I have been seeing mental health professionals on and off for the last eight years. I have seen four different psychologists, all with very different ways of viewing and trying to help manage my intense anxiety. Some if it really didn't work, and often that was my fault for not trying hard enough.
One psychologist insulted me by saying if I simply meditated and exercised then I wouldn't need medication (I had been diagnosed with major depressive disorder and severe generalised anxiety disorder/agoraphobia the same week and had just added clonazepam to my mix of medications). One was really tough-love in her approach, one was no tough and all love and one was all tough and no love - but finally, I found one that seemed to fit. I understood enough about what did and didn't work for me that I was assertive enough to state that up-front, and we worked together on some strategies that didn't make me cringe at the thought, that challenged me (of course) and also really made me think deeply about how mean my brain could be and how to try and control that more effectively. The point of that little spiel is to point out that it's really important to find someone you connect with, someone who respects you, someone who is willing to respond to any concerns you may have had in the past and someone who tailors a recovery plan specifically for you.
Trying to re-train your brain, is really hard work. Seeing a psychologist (in my experience) isn't just going into a room, sitting on a comfy couch and spilling all your problems, then they offer a brilliant suggestion to take away all the worry and pain - you have to actually commit to working it out.

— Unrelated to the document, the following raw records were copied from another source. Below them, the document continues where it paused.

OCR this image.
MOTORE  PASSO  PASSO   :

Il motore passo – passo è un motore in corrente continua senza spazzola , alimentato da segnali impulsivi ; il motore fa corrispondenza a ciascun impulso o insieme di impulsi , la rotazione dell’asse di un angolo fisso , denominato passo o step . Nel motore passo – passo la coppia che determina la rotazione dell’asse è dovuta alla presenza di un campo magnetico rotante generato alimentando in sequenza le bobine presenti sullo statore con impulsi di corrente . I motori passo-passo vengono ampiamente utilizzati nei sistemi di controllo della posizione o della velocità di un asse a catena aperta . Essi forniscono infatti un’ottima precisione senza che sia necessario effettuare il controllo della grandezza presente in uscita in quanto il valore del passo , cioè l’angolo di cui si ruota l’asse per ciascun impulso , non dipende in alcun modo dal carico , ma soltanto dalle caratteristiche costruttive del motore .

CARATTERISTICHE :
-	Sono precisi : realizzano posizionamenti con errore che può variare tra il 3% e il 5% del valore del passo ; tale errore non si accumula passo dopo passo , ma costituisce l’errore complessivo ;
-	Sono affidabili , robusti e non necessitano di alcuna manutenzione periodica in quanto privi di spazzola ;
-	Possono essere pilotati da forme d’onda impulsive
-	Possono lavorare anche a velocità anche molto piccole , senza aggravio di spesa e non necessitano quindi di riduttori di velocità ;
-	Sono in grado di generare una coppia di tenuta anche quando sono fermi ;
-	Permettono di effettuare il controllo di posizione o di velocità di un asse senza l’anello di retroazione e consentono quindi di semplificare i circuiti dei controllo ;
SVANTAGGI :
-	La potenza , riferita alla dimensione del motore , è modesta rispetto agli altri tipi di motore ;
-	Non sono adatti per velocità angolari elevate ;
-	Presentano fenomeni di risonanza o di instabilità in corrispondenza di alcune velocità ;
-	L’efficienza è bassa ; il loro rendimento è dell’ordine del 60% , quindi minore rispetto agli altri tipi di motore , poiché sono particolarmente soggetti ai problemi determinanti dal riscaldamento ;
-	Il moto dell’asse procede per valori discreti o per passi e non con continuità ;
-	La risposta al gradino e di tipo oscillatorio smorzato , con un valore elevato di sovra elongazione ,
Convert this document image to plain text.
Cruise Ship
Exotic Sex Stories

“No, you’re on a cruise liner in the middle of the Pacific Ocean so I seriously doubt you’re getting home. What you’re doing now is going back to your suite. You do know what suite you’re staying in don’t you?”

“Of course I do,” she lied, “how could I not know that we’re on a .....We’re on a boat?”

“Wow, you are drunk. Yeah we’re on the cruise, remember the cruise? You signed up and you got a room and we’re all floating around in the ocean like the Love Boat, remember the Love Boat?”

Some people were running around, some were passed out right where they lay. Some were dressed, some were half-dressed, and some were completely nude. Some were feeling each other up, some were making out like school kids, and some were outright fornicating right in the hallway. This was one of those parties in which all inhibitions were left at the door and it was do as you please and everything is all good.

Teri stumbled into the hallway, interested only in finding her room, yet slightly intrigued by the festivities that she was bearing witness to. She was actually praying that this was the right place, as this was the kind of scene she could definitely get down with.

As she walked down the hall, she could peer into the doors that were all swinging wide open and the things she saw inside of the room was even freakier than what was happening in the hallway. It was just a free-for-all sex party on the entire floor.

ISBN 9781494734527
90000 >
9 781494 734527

It's always unpleasant and uncomfortable and exhausting, but if it helps with the anxiety/depression, I have obviously found it to be completely worth it.
I'm not a fan of breathing exercises. I know "deep breathing" is supposed to do wonders for anxiety but it truly doesn't work for me. That might sound ridiculous, but it's true! If anything, it makes me more panicky. I have tried lots of different techniques, in lots of different circumstances, and it has never helped me. As soon as this is suggested to me, I roll my eyes and practically beg for a different option. I can't be doing it right, surely - but I just find the whole thing stressful and pointless and it has always been the first suggestion given to me. The most recent psychologist I saw, laughed along with me when I explained how difficult I find this particular practice, and suggested we move right on to something else. Finally!
The one thing that really did strike a cord with me, and did help me to see my insanely negative thought patterns, was to write down every time I had a negative thought - the most common being "I am a terrible mother". I would then draw two columns, one with the heading evidence for and the other with the heading evidence against. Physically writing down horrible things your brain is saying to you, is upsetting. Physically writing down that there isn't really any concrete evidence to support those horrible things, is comforting. In the end, I was able to flick back to the pages where I had already written down the thoughts (I have a lot of circling, repetitive thoughts) and I could see right in front of me, that it just wasn't true. Not to mention the fact that writing things down is therapeutic for me, even if this was in a more scientific way than usual. I haven't done this for a while, and talking about it now has reminded me how very beneficial I found it on my road to gradually healing and feeling like a capable mum/person again.
Exposure Therapy is something I really, really struggled with - but ultimately, it did help. It's pretty self explanatory really, exposing yourself to situations that make you uncomfortable/anxious and continuing to do so, until that feeling fades. I still get anxious about going out in public with Isaac, but since implementing gradual exposure therapy (a 10 minute walk here, a 5 minute supermarket shop there, meeting friends at a park etc.) I am now much more confident to at least leave the house. Going anywhere with a toddler is stressful, but the anxiety isn't so much about leaving the security of my own four walls, with the intense fear of having a public panic attack - but wondering what mischief Isaac can cause wherever it is we are going.
Sometimes, it is simply so helpful to talk to someone who isn't emotionally involved in your life. I have had some really positive revelations thanks to suggestions from a psychologist who didn't know my family, had never met my friends and didn't know me on a personal level. They are able to focus on the problems you are having without any other opinions getting in the way. It is refreshing and can ultimately be very freeing.
There are so many other strategies and therapies that have been suggested that I've tried and usually failed; which goes to show that there isn't a blanket solution for everyone and there are lots of options available. Have I found psychologists useful? Absolutely. Have I found some of the strategies and sessions a bit pointless/expensive? Definitely. Would I recommend seeing a professional to anyone who might be struggling and feels like they need some help? Yes. A thousand times, yes.